La démocratie de consensus, si elle était appliquée en Guinée, induirait une force centripète qui favoriserait l’intégration politique des populations de nos quatre régions naturelles. Cette unification renforcerait notre Etat et surement engagerait notre pays sur la voie de la stabilité politique. En fait, dans son mécanisme de fonctionnement le « consociationalisme » est plus démocratique que le modèle dit « présidentiel ». Il assure une participation effective des populations dans les enjeux politiques. Aussi, les candidats sont plus proches des électeurs par la voie de votes directs. C’est pourquoi, la démocratie de consensus s’appelle aussi la démocratie « directe ». En outre, ce modèle assure la décentralisation du pouvoir et implique les populations dans la gestion de leurs communautés, à partir de la base (régions, villes, etc.). Elle fait d’elles des sujets actifs de leurs politiques de développement communautaire. Par contre, le régime présidentiel centralise le pouvoir et fait des populations des objets passifs de la politique du président et, dans une certaine mesure, de son gouvernement.

Des experts en sociologie politique, comme Arendt Lijphart des USA, Kris Deschouwer de Belgique et Rudy Andeweg des Pays-Bas, recommandent la démocratie de consensus pour les pays multi-ethniques et pluriconfessionnels. Par exemple, la Suisse qui abrite des Suisses allemands, Suisses italiens, et Suisses français ; et où le catholicisme, le protestantisme et l’islam sont pratiqués, a adopté le consociationalisme. A cause de ce facteur de diversification démographique, il est donc plus approprié pour la Guinée qui abrite: les Djakankés, Landoumah, Mikhiforèh, Nalous et Soussous, en Basse-Côte ; les Peuhls et assimilés en Moyenne Guinée; les Malinkés et assimilés en Haute Guinée ; et les Kissi, Koniaka, Kônôn, Kpêlêh, Lélé, Mania, Manon et Toma, au Sud Guinée.

Cette diversité démographique induit une pluralité d’échelles de valeurs qui catalyse la lutte hégémonique inter-ethnique dans notre pays. Cette dynamique transparait dans le positionnement des partis politiques sur le territoire national : l’UFDG est fortement implantée en Moyenne Guinée ; l’UPG a une assise dans le Sud-Guinée ; le PEDN et le RPG se partagent la Haute Guinée ; l’UFR et la NGR ont pour base la région côtière.
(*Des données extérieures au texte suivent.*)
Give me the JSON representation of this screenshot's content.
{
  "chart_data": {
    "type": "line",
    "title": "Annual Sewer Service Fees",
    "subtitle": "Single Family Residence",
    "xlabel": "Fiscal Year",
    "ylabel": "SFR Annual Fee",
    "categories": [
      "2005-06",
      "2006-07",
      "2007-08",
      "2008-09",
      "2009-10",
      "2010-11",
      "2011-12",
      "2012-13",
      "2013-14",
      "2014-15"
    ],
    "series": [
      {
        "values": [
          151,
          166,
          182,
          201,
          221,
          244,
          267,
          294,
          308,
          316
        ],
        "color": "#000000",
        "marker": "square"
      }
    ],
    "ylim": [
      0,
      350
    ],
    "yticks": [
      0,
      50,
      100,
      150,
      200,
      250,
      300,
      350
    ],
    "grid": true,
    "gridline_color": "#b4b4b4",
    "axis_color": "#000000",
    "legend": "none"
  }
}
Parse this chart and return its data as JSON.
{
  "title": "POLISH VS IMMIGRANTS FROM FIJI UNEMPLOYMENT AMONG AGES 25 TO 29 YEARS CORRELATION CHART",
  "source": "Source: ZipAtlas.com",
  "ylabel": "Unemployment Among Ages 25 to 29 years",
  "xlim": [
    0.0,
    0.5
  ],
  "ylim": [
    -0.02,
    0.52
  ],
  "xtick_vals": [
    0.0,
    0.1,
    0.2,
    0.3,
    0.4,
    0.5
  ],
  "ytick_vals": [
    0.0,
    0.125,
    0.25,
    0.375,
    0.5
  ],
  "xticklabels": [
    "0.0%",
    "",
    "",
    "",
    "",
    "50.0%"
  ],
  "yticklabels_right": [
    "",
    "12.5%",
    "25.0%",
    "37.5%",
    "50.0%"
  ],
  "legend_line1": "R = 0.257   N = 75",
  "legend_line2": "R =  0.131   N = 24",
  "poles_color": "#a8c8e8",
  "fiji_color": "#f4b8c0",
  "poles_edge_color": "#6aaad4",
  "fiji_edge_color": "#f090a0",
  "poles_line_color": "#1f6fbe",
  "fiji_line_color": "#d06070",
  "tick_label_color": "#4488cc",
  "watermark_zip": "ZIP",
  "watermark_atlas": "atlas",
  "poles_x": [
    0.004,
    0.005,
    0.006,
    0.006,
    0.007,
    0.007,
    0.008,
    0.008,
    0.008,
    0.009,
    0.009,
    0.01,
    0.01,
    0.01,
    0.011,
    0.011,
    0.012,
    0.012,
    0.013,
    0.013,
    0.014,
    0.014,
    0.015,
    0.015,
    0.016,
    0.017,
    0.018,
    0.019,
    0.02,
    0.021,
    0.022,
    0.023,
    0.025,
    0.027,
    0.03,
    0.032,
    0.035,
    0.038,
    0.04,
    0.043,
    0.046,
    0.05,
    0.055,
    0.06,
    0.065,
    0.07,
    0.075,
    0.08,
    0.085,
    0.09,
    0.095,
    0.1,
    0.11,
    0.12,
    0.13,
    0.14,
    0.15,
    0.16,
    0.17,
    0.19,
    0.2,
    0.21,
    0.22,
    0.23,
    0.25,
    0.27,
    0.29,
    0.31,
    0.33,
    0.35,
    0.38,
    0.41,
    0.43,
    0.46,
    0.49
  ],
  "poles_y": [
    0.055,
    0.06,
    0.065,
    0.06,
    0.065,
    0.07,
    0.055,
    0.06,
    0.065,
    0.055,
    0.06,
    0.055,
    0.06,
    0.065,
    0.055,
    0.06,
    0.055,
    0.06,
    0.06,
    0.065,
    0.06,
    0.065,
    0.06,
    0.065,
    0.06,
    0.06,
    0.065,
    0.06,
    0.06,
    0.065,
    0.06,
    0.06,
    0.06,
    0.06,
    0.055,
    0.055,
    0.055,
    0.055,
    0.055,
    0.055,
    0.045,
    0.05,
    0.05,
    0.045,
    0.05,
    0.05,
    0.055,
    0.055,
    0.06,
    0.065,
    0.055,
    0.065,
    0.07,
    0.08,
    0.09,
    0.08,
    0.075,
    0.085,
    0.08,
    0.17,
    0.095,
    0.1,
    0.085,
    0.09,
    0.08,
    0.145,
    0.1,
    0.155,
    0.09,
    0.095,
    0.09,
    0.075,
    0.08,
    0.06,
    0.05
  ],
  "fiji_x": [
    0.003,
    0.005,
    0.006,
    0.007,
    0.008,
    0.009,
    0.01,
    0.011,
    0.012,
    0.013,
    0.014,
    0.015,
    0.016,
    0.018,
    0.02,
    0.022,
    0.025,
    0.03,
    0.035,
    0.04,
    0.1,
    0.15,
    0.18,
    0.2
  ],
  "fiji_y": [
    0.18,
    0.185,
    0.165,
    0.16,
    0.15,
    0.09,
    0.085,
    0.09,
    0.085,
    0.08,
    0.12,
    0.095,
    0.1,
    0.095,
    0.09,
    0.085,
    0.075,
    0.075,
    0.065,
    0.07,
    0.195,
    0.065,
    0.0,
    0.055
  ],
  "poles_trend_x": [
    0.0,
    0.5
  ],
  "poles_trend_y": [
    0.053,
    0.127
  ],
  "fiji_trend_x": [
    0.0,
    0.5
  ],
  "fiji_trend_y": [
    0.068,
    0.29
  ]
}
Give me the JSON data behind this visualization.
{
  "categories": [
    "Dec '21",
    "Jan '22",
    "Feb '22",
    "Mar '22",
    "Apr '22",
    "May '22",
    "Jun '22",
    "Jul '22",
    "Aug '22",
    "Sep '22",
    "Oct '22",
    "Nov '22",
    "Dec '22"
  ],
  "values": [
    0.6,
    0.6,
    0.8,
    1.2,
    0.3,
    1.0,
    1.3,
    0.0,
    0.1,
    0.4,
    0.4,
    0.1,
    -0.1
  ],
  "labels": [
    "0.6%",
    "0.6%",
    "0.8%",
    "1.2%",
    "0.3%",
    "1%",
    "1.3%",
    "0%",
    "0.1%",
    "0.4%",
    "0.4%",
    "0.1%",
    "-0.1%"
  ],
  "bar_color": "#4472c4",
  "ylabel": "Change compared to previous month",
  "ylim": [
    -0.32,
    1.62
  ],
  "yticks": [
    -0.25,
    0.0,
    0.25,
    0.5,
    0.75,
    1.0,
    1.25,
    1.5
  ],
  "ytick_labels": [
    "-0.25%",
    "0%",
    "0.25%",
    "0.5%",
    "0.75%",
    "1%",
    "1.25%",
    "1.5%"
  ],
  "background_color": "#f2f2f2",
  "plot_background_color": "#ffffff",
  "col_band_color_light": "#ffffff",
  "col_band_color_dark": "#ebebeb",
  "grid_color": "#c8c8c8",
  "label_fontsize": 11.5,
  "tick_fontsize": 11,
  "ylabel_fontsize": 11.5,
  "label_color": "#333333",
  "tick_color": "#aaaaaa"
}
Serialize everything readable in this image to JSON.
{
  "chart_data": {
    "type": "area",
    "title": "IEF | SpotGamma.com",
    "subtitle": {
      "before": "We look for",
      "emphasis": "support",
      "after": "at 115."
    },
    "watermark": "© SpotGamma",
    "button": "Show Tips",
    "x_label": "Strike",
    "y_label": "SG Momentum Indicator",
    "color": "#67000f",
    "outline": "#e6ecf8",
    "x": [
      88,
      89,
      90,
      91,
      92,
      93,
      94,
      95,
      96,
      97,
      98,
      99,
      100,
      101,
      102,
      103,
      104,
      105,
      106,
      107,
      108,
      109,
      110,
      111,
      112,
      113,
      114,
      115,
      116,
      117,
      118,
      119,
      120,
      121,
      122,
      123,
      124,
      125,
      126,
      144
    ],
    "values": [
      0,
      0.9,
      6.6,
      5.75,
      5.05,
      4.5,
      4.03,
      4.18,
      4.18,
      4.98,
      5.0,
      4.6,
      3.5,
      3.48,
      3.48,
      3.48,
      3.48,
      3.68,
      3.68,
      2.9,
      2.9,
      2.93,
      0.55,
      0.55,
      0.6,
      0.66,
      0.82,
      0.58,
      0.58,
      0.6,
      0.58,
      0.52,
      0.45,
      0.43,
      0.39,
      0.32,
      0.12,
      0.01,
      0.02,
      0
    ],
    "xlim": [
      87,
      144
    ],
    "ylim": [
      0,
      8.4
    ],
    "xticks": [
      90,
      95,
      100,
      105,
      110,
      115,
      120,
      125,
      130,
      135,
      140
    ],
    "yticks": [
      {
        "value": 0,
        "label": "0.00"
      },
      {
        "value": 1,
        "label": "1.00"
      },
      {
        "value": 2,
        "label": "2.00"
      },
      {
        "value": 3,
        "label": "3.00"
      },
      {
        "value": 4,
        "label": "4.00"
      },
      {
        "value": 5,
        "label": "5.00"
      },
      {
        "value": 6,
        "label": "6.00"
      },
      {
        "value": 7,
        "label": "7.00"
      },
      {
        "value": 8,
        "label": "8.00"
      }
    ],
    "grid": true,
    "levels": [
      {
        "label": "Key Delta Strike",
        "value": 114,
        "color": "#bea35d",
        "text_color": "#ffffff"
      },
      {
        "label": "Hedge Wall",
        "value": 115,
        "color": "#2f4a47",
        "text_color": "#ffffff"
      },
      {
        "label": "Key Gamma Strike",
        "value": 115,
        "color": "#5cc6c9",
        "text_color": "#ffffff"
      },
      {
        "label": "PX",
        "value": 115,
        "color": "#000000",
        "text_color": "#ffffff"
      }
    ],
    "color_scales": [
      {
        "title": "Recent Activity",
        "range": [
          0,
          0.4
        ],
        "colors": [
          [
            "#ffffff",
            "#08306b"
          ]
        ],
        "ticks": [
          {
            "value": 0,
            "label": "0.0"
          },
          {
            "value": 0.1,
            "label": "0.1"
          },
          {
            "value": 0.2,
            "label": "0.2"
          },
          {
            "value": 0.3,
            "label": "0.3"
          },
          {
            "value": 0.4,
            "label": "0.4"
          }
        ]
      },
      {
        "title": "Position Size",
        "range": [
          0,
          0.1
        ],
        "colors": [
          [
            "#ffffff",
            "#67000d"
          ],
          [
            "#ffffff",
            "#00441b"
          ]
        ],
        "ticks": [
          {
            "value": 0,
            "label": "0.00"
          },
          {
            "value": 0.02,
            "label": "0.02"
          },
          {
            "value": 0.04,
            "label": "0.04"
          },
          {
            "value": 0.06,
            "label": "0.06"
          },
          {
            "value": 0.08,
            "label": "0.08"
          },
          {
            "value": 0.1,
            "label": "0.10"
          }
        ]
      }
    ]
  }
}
Dans nombre de cas, les relations entre les leaders de ces partis relèvent plus de l’inimitié que de l’adversité politique. Bref, la pratique démontre que la démocratie présidentielle n’est pas convenable pour notre pays. Son mécanisme d’acquisition du pouvoir et de son exercice sème la division au sein de nos populations. En plus, elle affaibli notre Etat, et englue notre économie dans un marasme structurel.

Mais le « consociationalisme », malgré les avantages vérifiables qu’il offre à la Guinée, se heurtera à la résistance de certains intérêts individuels et régionaux. C’est pourquoi, il faudrait à notre pays un modèle qui garantisse l’indivisibilité de la République de Guinée. En fait, l’adoption du consociationalisme en Guinée ne pourrait se faire qu’avec un changement de mentalités de la classe politique. Aussi, il faudrait insuffler de nouvelles perspectives sociopolitiques dans le mental des citoyens des quatre régions naturelles. Cette transformation de mentalités se ferait par voie d’information et de formation des citoyens.

Il est certain que la démocratie de consensus apporterait la stabilité politique à la Guinée par l’inclusion de représentants de chacune des régions dans l’appareil de l’Etat. Des pays qui étaient en proie aux rivalités politiques y ont trouvé la concorde. Par exemple, il y a les Wallons et les Flamands de Belgique qui, en adoptant la démocratie de consensus en 1993, ont mis un terme à leurs différends politiques. Le Liban a calmé l’animosité inter-religieuse qui a fait des milliers de victimes entre les musulmans et chrétiens, en adoptant le modèle de démocratie de consensus.

C’est pourquoi, les acteurs politiques guinéens de toute tendance devraient réorienter leurs efforts de changement vers la reformulation du système de leadership. Mais cet effort devra s’amorcer le plus vite pour assurer l’institution d’une démocratie effective dans le pays. Car, comme le disait Roland Dumas, à la fin de la conférence de la Baule, le 20 Juin 1990, « il n’y a pas de développement sans démocratie ».